When Dr. Spivey flew to Taliesin at Spring Green, Wisconsin, he approached Wright with his dream saying, "I have no money with which to build the modern American campus, but if you’ll design the buildings, I’ll work night and day to raise the means."

Wright was 70 years of age upon his first visit to Lakeland. As he toured the orange grove area he envisioned the buildings rising "out of the ground, into the light and into the sun." His master plan called for 18 buildings using the following basic materials: steel for strength; sand because it was native to Florida; and glass to bring God’s outdoors into man’s indoors.

The first ground breaking ceremony was held May 24, 1938 for the Annie Pfeiffer Chapel.
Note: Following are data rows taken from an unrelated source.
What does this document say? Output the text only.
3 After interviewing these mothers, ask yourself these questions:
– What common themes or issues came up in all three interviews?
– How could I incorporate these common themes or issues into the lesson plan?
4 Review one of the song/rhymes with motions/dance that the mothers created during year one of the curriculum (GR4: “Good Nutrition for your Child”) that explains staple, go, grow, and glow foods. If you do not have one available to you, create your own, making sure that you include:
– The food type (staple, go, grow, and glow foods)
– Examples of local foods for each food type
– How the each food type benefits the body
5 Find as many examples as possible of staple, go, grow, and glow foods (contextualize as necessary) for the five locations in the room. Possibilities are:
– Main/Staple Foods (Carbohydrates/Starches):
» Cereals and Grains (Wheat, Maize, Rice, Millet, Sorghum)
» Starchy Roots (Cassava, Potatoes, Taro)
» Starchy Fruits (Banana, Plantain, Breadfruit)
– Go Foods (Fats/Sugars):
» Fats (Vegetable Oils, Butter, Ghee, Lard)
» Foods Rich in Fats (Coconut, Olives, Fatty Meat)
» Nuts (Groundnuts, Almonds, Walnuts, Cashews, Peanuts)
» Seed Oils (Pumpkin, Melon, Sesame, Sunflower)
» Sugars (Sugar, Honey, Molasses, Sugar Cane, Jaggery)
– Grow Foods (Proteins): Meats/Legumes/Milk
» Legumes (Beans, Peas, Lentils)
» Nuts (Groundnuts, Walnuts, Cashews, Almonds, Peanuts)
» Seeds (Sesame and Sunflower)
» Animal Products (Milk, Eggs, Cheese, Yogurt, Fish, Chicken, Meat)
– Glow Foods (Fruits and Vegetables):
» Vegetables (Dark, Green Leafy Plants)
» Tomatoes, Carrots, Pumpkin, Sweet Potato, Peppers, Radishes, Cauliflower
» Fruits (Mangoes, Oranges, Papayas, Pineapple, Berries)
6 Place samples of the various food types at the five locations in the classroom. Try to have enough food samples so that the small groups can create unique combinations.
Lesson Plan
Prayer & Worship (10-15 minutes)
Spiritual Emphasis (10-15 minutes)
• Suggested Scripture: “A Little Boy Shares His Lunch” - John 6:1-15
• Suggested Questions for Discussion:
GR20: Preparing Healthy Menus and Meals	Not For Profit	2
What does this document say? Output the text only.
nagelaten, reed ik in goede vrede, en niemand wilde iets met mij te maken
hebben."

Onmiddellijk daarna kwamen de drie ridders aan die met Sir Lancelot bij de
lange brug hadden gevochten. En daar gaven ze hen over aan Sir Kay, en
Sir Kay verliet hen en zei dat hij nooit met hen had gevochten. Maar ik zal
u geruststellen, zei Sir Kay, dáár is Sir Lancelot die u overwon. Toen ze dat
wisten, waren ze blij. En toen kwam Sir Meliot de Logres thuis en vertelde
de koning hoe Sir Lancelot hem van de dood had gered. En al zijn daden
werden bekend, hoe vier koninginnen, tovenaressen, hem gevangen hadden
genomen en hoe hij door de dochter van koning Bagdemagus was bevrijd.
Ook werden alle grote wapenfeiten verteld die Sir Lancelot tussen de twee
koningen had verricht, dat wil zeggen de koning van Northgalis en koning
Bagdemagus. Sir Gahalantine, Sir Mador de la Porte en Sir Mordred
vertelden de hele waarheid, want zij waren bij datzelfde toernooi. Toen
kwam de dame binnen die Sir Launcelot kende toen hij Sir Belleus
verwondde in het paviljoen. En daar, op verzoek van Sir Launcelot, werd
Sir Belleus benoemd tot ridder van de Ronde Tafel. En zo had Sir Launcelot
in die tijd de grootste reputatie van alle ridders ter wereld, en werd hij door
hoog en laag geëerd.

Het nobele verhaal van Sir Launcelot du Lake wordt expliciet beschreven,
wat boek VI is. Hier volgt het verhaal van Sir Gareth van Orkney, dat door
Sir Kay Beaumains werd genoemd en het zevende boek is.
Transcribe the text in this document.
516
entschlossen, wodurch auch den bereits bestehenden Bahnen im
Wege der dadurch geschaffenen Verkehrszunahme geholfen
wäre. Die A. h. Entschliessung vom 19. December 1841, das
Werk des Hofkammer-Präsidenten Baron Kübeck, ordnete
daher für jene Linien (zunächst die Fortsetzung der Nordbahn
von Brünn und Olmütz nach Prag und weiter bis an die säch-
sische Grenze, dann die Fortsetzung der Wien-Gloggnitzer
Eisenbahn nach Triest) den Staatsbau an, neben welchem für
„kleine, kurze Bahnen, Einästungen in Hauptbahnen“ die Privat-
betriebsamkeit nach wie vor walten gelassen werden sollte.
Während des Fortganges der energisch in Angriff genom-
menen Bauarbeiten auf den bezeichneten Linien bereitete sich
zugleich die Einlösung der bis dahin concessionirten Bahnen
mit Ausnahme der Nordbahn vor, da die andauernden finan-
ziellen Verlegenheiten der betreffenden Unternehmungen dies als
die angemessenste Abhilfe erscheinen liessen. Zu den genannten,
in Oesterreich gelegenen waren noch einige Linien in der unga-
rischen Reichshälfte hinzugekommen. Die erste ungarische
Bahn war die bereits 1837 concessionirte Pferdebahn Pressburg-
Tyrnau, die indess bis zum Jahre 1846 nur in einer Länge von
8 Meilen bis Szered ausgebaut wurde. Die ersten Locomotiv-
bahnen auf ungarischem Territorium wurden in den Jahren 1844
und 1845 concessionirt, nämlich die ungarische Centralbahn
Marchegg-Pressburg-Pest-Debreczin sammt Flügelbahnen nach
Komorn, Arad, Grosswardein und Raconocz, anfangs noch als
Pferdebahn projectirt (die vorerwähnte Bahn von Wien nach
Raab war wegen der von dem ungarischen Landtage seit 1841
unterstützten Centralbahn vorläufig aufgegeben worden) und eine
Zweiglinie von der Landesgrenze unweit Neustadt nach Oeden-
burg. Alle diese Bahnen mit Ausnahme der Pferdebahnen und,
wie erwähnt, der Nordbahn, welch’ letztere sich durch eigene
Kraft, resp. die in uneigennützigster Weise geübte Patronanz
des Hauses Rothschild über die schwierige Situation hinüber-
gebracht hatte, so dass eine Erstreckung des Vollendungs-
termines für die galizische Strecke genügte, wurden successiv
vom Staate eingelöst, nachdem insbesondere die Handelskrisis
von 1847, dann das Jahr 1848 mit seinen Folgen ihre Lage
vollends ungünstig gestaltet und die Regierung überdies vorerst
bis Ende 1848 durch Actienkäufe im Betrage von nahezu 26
Dedication of the building took place March 9, 1941.

Following the completion of the Chapel, the three seminar units were built. As word got out about Wright’s creations, more and more people visited the campus to see his work. In 1942, ground was broken for the circular E.T. Roux Library, but steel and manpower shortages slowed the construction. These first buildings (Annie Pfeiffer Chapel, The Seminar Buildings, and the E.T. Roux Library) were built with student labor. Dr. Spivey arranged with the students that their tuition could be paid with manual assistance in the construction of the buildings. Dedication for the Roux Library was held in 1945.

Next up were the Emile E. Watson- Benjamin Fine Administration Buildings, the first to be built by an outside construction firm, followed by the J. Edgar Wall Waterdome in 1948. The construction of the 1.5 miles of esplanades began at the same time the first phase connecting the library and the administration building. The Ordway Arts Building was next to be constructed and the esplanades were extended from the seminars to the Ordway Building and then back to the chapel, forming the quadrangle.

Danforth Chapel went up in the shadow of Annie Pfeiffer Chapel as the foundations were laid for the Polk County Science Building.

Wright visited the campus often during his twenty years of work at Florida Southern. Lakeland residents would turn out to see him in his preferred attire which often included a flowing cape, beret or pork pie hat, and carrying his walking stick, but few would engage him in conversation.